The last character to be introduced is Martin (Erik Alexis), a mild-mannered, clueless gent who arrives to take May on a movie date. Martin seems likely to be a cousin of Mitch from A Streetcar Named Desire or The Gentleman Caller in The Glass Menagerie.
His most active moment is his first, when, coming upon one of the many altercations between Eddie and May, he throws Eddie to the floor. After that, he mostly sits and tries, unsuccessfully, to comprehend what is going on around him, a deer in the headlights.
In the last third of the play, the physical action abates somewhat, as Eddie, May, and The Old Man tell their stories concerning the background of their relationships. None of them knows all the aspects of the story; none of them is a fully reliable narrator.
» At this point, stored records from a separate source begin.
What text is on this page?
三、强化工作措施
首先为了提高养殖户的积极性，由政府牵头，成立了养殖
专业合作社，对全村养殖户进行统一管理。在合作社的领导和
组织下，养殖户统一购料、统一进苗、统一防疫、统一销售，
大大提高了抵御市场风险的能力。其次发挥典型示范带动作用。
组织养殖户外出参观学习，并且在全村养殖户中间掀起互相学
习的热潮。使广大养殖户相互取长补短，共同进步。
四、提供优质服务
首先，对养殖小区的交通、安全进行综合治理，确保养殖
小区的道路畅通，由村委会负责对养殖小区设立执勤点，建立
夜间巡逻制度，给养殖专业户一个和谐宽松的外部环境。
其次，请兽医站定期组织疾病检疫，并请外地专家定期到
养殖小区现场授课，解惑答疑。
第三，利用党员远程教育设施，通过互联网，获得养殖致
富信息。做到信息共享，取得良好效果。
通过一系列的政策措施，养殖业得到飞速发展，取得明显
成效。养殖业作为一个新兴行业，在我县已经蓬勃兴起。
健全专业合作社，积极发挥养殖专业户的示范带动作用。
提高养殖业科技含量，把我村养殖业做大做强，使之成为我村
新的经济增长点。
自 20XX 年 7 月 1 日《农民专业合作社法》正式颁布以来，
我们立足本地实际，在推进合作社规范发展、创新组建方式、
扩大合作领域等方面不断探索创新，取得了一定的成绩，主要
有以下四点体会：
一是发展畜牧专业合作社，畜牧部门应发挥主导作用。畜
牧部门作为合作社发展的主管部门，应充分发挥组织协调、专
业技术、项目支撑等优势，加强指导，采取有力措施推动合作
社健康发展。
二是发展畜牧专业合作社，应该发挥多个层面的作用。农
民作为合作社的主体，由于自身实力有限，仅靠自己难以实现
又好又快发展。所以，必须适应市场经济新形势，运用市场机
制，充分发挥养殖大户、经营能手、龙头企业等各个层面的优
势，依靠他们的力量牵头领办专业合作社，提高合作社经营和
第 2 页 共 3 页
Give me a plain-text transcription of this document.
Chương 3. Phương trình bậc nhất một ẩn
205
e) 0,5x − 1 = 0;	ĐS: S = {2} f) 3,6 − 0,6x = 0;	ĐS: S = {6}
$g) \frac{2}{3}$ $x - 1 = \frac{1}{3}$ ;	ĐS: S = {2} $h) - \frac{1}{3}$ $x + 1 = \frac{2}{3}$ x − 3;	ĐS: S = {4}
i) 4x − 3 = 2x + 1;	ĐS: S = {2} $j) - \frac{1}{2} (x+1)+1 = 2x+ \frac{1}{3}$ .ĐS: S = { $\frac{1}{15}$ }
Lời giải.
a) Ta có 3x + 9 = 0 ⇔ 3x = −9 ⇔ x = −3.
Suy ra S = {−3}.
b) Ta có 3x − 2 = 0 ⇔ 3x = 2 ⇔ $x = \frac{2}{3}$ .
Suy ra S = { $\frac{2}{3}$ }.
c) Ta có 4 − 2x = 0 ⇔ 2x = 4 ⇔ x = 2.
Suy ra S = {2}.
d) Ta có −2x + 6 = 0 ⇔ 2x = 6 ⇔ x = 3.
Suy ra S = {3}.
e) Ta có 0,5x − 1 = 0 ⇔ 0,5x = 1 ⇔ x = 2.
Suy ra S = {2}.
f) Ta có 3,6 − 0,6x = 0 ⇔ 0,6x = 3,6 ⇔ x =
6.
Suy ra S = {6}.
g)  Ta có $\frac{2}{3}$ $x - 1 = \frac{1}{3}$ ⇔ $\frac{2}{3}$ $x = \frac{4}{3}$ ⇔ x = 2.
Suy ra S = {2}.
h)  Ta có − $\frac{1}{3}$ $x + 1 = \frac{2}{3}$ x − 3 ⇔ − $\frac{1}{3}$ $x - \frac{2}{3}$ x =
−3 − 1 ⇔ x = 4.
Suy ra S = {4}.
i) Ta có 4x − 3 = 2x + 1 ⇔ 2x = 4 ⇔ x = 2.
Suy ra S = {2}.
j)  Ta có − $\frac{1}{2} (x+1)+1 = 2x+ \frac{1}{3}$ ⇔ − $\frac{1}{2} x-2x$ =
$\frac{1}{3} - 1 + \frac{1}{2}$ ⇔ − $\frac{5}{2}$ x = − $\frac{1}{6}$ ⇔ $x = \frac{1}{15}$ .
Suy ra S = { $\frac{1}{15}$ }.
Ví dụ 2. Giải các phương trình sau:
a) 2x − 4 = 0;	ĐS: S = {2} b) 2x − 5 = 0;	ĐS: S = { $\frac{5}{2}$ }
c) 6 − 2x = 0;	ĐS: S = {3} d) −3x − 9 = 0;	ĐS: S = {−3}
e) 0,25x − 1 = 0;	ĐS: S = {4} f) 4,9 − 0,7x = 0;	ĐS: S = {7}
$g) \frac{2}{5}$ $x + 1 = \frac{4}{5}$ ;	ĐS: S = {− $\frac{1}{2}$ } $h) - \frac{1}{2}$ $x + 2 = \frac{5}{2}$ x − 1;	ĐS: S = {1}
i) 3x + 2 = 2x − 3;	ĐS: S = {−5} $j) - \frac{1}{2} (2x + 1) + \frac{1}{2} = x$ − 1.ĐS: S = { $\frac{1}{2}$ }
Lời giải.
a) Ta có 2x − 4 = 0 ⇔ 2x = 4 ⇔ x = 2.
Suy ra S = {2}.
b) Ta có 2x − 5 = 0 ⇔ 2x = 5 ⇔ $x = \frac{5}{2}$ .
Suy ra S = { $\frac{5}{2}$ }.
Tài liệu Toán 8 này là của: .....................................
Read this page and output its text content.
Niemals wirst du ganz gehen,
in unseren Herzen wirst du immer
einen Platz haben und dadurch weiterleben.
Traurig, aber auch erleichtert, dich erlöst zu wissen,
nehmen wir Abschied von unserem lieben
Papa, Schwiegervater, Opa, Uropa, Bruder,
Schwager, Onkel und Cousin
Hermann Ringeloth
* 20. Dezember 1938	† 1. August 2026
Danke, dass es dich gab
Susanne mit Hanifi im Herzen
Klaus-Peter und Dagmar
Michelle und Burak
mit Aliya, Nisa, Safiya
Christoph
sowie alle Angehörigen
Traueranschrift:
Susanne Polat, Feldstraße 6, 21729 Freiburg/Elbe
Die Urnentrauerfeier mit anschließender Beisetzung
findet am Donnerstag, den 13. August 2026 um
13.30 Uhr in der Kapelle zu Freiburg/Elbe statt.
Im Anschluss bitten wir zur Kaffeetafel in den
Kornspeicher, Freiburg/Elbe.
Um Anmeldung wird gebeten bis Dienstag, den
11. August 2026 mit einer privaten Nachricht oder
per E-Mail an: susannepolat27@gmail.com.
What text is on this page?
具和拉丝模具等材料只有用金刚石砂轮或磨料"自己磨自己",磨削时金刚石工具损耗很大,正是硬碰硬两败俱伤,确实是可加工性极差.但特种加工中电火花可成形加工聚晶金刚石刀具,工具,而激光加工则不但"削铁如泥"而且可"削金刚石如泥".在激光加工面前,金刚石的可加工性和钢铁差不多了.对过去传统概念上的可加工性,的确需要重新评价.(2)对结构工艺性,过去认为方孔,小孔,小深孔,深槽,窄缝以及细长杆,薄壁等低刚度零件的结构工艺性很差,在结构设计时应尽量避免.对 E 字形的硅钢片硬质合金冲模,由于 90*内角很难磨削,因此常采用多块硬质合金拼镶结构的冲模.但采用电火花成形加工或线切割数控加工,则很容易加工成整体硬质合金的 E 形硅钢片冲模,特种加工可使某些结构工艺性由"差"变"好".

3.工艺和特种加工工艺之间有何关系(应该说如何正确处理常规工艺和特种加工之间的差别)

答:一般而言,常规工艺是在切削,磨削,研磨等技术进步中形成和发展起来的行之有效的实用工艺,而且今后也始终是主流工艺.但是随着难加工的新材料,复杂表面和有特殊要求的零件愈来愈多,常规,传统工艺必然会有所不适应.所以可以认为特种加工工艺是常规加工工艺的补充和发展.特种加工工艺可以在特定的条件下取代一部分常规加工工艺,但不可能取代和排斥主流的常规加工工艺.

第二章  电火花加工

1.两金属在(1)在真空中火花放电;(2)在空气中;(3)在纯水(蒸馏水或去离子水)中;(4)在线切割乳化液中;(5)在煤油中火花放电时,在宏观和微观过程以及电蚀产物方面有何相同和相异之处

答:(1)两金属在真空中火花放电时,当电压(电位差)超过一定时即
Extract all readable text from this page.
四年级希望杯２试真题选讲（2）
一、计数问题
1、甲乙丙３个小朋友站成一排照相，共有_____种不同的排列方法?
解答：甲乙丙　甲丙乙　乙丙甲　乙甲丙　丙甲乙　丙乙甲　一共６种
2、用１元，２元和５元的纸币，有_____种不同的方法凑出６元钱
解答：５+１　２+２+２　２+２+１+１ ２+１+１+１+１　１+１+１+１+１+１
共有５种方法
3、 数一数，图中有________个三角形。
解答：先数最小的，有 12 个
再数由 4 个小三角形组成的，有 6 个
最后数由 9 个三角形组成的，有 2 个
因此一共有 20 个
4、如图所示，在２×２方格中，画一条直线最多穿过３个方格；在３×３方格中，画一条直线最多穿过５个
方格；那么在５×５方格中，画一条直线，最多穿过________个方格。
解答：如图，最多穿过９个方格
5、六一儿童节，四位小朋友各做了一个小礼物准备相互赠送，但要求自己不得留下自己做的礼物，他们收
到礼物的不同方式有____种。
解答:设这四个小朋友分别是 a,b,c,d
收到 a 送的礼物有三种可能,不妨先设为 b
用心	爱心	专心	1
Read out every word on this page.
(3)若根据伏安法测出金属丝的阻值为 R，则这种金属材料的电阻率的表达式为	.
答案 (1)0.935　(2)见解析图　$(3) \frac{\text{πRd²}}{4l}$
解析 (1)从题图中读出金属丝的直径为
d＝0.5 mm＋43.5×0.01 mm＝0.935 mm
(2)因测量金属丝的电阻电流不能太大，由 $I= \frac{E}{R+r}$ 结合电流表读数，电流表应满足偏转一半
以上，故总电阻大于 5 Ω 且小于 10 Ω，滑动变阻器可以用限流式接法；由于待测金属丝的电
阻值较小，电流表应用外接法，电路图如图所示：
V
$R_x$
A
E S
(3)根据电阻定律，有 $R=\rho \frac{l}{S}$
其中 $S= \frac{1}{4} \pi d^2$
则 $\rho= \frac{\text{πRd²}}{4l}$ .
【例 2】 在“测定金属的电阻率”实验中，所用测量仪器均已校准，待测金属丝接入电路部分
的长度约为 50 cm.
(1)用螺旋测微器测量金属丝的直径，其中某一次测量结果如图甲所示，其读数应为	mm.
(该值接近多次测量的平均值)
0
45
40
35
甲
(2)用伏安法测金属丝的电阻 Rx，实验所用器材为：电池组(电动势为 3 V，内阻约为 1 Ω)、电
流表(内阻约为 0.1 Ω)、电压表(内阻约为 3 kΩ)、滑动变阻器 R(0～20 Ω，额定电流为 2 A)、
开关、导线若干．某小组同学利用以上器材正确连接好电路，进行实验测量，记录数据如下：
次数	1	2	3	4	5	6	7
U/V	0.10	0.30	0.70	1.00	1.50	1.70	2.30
They contradict each other frequently. But Shepard is very good at showing how the stories people tell affect the way they live their lives. When two large, painful parts of their stories have been revealed, the Old Man is in deeper despair than ever. Eddie and May cling together for a time before they part once more. And the ritual likely begins its next round.
Geographically, Sam Shepard country is a physically and spiritually barren American Southwest, on the edge of a desert. Rhett Wolford’s set establishes the feeling of the place from the outset. We see a larger-than-life creased tan motel room, with gaps and holes in the walls and covered by a broken wooden latticework ceiling. A broken-down bed is in the upstage right corner of the room, with an old table and two wooden chairs the finish of which has largely eroded away near center. A metallic grate upright serves as a window. Characters enter through a door near that window, and there is a bathroom with a door downstage right, where May sometimes secludes herself from Eddie.
Matthew Georgeson’s lighting design is subtle and nuanced, often making good use of shadow and backlighting as well as area lighting that does not have distracting sharp edges. Like the set, it provides a sense of place and mood that contribute to the feel of the piece. Darrell Rushton’s direction keeps the pace bracing; it would have been interesting to observe the rehearsal process as he and the actors worked on the characters’ physical relationship.
The sexual politics of Shepard’s 1983 script – produced long before “toxic masculinity” and “#MeToo” were cultural bywords – undoubtedly look different now from what they did then. But the play, especially in a production as excellent as this one, has a broader point, well expressed in a Robert Frost poem:
They cannot scare me with their empty spaces
Between stars – on stars where no human race is.
I have it in me so much nearer home
To scare myself with my own desert places.”
In Fool for Love, the desert places are in the souls of the characters.
Running Time: One hour and 13 minutes, with no intermission.